Blacking Out

Il y a 2 semaines 31

L'histoire :

Conrad Sauer est un ex-flic revenu sur ses terres, à Edendale, Californie. On l'a viré de la Police de cette ville, parce qu'il avait fini par confondre uniforme et bouteille de whisky. Il vient de se garer en face d'une cabine téléphonique et fait le point avec Lund, un avocat qui lui a proposé une enquête qui pourrait bien le remettre en selle. Karen Littleton a été retrouvée morte, le crâne fracassé. Le crime est particulièrement horrible et toute la localité s'en est émue : la gamine a été entièrement brûlée. Le père est inculpé parce que les services sociaux savaient qu'il frappait sa fille mais il clame son innocence. Lund, son avocat, flaire une enquête policière mal ficelée et il a donc dealé avec Conrad : s'il arrive à démontrer que son client n'est pas le meurtrier, un gros paquet de dollars s'ajouteront à celui qu'il vient d'allonger à l'ex-flic. La date du procès arrive à grands pas mais le problème, c'est que Conrad n'a strictement aucune piste...

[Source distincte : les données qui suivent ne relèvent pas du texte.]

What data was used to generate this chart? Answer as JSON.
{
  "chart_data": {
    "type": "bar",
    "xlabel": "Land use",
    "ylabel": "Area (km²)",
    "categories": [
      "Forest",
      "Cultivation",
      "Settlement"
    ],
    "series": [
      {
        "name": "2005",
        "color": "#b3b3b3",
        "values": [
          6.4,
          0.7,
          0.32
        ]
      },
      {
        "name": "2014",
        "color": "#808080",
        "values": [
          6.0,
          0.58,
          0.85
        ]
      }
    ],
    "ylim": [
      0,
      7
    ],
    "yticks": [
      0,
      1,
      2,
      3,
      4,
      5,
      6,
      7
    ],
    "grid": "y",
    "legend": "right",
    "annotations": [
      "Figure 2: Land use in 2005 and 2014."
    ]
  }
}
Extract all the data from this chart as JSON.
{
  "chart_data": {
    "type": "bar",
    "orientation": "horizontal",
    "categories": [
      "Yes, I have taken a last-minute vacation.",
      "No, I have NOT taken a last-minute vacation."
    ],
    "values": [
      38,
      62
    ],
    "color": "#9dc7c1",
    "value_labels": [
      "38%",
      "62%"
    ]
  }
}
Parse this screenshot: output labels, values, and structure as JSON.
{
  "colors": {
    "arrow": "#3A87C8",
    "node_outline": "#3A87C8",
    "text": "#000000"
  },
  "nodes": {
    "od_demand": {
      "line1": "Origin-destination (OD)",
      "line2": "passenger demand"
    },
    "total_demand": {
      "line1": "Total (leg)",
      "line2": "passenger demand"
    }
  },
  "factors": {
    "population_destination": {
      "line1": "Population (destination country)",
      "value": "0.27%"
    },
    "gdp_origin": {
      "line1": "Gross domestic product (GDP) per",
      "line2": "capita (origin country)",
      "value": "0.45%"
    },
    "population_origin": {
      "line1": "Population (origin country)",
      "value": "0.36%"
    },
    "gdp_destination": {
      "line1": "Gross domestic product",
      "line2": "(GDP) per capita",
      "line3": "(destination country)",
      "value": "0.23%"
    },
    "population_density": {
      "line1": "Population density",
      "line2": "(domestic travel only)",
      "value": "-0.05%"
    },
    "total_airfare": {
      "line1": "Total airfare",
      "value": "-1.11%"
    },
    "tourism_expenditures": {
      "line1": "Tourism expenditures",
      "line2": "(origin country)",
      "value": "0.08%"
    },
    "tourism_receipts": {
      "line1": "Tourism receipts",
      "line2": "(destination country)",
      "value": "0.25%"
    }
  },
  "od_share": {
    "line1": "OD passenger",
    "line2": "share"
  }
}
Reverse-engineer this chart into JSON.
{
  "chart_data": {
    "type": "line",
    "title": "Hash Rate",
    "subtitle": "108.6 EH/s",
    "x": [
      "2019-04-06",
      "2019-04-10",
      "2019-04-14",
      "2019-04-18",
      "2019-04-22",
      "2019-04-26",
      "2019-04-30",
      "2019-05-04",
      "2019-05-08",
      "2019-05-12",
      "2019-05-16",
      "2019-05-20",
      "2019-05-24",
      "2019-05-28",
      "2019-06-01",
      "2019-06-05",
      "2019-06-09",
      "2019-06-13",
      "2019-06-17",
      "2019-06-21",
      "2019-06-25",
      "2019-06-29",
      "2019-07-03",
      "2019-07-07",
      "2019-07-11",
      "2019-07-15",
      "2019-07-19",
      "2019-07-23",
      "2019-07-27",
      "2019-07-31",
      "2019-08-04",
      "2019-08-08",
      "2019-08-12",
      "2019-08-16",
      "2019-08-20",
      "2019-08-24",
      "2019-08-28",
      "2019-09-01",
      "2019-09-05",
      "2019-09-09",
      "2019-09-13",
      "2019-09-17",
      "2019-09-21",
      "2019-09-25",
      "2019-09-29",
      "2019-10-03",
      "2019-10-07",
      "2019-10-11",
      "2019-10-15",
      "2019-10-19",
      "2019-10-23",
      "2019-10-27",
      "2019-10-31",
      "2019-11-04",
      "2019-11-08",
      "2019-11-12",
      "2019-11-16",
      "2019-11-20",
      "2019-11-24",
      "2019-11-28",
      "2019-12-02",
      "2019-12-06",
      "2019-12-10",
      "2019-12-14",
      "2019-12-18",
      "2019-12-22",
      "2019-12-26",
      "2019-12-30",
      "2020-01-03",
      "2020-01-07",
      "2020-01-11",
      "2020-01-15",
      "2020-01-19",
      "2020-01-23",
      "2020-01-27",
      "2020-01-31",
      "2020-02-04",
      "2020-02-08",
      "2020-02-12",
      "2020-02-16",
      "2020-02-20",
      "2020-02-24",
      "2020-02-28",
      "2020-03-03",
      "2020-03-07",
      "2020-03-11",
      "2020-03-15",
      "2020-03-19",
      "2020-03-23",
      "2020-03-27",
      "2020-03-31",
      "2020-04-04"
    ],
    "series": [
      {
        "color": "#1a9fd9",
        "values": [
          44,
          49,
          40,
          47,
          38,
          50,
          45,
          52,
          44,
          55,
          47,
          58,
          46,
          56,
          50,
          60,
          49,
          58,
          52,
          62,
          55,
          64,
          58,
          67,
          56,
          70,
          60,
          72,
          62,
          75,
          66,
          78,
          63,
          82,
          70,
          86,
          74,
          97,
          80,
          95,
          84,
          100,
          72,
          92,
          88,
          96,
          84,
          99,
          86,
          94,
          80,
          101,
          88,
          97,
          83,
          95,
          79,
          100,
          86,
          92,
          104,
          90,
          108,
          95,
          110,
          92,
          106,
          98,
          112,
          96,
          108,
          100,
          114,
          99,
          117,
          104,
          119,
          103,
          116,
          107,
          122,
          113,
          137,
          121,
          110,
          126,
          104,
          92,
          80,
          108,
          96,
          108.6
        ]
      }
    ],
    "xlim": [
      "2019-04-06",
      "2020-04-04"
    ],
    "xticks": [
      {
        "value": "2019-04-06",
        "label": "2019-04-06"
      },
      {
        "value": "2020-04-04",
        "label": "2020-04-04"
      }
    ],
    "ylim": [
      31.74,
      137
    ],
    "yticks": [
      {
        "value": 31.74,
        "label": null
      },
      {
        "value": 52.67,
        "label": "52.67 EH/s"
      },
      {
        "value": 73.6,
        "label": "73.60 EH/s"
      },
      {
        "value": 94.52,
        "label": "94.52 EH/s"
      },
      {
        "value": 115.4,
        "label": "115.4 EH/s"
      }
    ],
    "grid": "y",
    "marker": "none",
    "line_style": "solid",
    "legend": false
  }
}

Ce qu'on en pense sur la planète BD :

Delcourt est allé piocher dans l'indé, puisque Blacking Out a été publié aux USA avec un financement participatif. Si le scénariste, Chip Mosher, est jusque-là inconnu, il est clair que cet album va le mettre en lumière, d'autant plus que la couverture de Pat Reynolds annonce tout de suite la couleur : c'est l'histoire d'un mec qui a des embrouilles. Avec un décor qui a pour abri une Californie étouffée (et étouffante) par une série d'incendie, l'atmosphère est tout de suite plombée. On découvre que ce Conrad a une revanche à prendre, parce qu'il a été viré de la police. Trop souvent beurré en service... Et quand un avocat le convainc que son client va passer sur la chaise parce que les flics de son bled ont bâclé le boulot, Conrad va pointer le bout de son nez, bien sûr. Alors on ne va pas vous mentir, l'intrigue semble plutôt convenue, ce qui est le risque quand on joue sur tous les clichés du polar (bien sûr, il y a aussi une femme dans cette histoire), mais il faut bien avouer que la chute est vraiment une tuerie. Et c'est aussi ce qui fait qu'on referme le bouquin en continuant à penser à ce bouquin, à ce gars-là, Conrad... Pour ce qui est du visuel, le large format que l'éditeur a choisi met en avant le talent de Peter Krause, le dessinateur notamment d'Irrécupérable/. En effet, le comics ici en grand format, exploite à merveille l'art du découpage, que l'artiste utilise de façon panoramique, facilitant l'immersion visuelle. C'est un super boulot, la partie graphique étant quant à elle servie par des dessins assez sobres mais en réalité très travaillés, à l'instar des couleurs de Giulia Brusco, la coloriste du mythique Scalped. Vous l'avez compris, si vous kiffez le polar, attrapez ce bouquin et isolez-vous avec, le temps d'un black-out.